Depuis le milieu des années 2000, sous l'influence d'une jurisprudence de la Cour de cassation de 2001, elle-même confortée par une décision du Conseil constitutionnel du 10 juillet 2004, la loi prévoit que la prescription des délits de presse en ligne est la même que celle des délits de presse papier, soit 3 mois à compter de la publication. Toutefois, internet est un monde où la duplication est la règle plus que l'exception. Les juridictions ont donc rapidement été amenées à se pencher sur la question de la republication de contenu déjà présent sur le net, et ce d'autant plus que la loi de 1881 vise à plusieurs reprises la notion de "reproduction".

La question avait été abordée sur ce blog par mon confrère Thomas FOURREY s'agissant de la publication d'un texte renvoyant par le bien d'un lien hyper texte à un contenu diffamatoire ou injurieux prescrit. Mon confrère considérait qu'il n'était pas souhaitable que la publication d'un lien vers un contenu ancien fasse de nouveau courir une prescription de trois mois. Hélas, par un arrêt du 2 novembre 2016, la Cour de cassation a retenu la solution inverse (avec toutefois cette particularité de l'auteur du message initial et l'auteur du second article contenant le lien été la seule et même personne), jugeant que l’insertion d’un lien dans un article en ligne renvoyant à un texte antérieur déjà prescrit fait courir à nouveau le délai de prescription.

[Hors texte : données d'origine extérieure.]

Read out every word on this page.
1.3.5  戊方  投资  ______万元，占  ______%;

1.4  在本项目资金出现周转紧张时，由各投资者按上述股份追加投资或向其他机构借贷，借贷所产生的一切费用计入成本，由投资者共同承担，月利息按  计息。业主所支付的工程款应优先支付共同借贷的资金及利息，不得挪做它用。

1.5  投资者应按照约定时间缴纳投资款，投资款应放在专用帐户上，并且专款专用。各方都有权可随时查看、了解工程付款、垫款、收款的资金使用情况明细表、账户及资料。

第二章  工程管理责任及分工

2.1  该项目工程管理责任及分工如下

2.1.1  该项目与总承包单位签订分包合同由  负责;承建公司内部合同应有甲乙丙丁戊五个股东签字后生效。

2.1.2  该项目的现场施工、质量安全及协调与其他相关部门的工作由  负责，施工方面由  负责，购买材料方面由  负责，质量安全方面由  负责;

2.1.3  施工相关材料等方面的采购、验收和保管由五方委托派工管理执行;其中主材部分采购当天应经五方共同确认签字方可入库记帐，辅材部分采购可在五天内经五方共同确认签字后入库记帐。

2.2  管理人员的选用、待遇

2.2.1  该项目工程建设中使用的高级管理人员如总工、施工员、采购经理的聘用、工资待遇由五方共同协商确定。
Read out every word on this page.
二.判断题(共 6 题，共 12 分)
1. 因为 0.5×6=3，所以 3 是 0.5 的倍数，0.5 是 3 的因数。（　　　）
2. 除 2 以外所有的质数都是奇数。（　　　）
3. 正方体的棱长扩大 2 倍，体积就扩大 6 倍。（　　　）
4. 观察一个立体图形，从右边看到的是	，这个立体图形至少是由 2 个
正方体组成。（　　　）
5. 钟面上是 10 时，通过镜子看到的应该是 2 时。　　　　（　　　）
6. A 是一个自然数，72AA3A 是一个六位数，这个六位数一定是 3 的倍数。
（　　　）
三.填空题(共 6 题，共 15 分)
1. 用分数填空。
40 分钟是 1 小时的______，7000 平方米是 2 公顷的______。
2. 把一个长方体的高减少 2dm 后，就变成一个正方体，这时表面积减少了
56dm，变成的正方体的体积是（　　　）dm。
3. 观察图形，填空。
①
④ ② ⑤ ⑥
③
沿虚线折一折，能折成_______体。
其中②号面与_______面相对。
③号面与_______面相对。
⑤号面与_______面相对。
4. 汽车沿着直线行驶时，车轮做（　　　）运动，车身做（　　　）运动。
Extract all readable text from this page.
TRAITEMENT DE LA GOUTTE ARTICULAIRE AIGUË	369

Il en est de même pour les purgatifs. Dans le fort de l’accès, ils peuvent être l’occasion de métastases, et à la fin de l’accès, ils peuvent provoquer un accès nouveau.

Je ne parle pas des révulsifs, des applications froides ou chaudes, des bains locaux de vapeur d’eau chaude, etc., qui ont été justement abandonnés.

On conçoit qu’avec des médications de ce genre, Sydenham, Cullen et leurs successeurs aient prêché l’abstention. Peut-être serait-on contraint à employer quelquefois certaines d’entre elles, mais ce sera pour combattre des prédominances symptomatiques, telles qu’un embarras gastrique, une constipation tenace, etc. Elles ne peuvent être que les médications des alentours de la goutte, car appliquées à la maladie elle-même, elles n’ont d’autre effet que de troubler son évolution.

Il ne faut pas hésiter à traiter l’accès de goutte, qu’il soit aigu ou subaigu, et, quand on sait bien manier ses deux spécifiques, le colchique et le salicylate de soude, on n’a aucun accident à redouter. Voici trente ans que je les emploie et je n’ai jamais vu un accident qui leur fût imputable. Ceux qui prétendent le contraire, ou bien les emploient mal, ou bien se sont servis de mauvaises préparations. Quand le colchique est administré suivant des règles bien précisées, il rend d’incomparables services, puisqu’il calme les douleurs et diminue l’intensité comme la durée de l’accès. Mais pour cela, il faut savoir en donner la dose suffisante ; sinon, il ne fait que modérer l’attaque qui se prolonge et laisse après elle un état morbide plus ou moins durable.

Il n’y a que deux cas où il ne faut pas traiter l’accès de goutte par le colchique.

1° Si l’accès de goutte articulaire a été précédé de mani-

La Cour de cassation a eu l'occasion de conforter cette jurisprudence dans un dossier où une société avait porté plainte avec constitution de partie civile pour diffamation publique s'agissant d'un texte contenu sur un site mis hors-ligne puis réactivé. Le juge d'instruction, puis la chambre de l'instruction, avaient considéré que l'infraction était prescrite. Telle n'est pas l'analyse de la juridiction suprème, selon laquelle il résulte de l’article 65 de la loi du 28 juillet 1881 que toute reproduction, dans un écrit rendu public, d’un texte déjà publié, est constitutive d’une publication nouvelle dudit texte et fait courir un nouveau délai de prescription. Elle a donc cassé l'arrêt de la chambre de l'instruction, considérant qu’une nouvelle mise à disposition du public d’un contenu précédemment mis en ligne sur un site Internet, volontairement réactivé par son titulaire après avoir été désactivé, constituait une telle reproduction.

La Cour de cassation vient d'apporter il y a quelques jours une nouvelle illustration à cette jurisprudence. La chambre de l’instruction de la cour d’appel de Paris avait estimé que le simple fait de déplacer un texte de l’onglet « historique » vers l’onglet « article » au sein du site Wikipedia, et ce sans publication d’un nouveau texte puisque le contenu était resté identique, ne pouvait être considéré comme interruptif de prescription. Par un arrêt du 10 avril 2018, la Cour de cassation a infirmé cette analyse, considérant que le déplacement d’un article vers un autre onglet d’un site internet, même si le texte reste inchangé, constitue une nouvelle publication, laquelle fait courir un nouveau délai de prescription. C'est donc une ligne particulièrement sévère qu'a adopté la Cour de cassation en la matière.

La Chancellerie n'est pas en reste. Interrogée par un sénateur sur la portée juridique d'un retweet, elle a répondu que "la publication par voie de reproduction, ou de rediffusion, est [...] punissable au même titre que la publication ou la diffusion directe". La réponse dépasse donc le cas du retweet et s'applique à toute les "fonctionnalités de répercussion" présentes sur les réseaux sociaux, notamment le "partage" sur Facebook.

On ne peut qu'inciter les internautes à la plus grande prudence, le moindre clic pouvant être lourd de conséquences.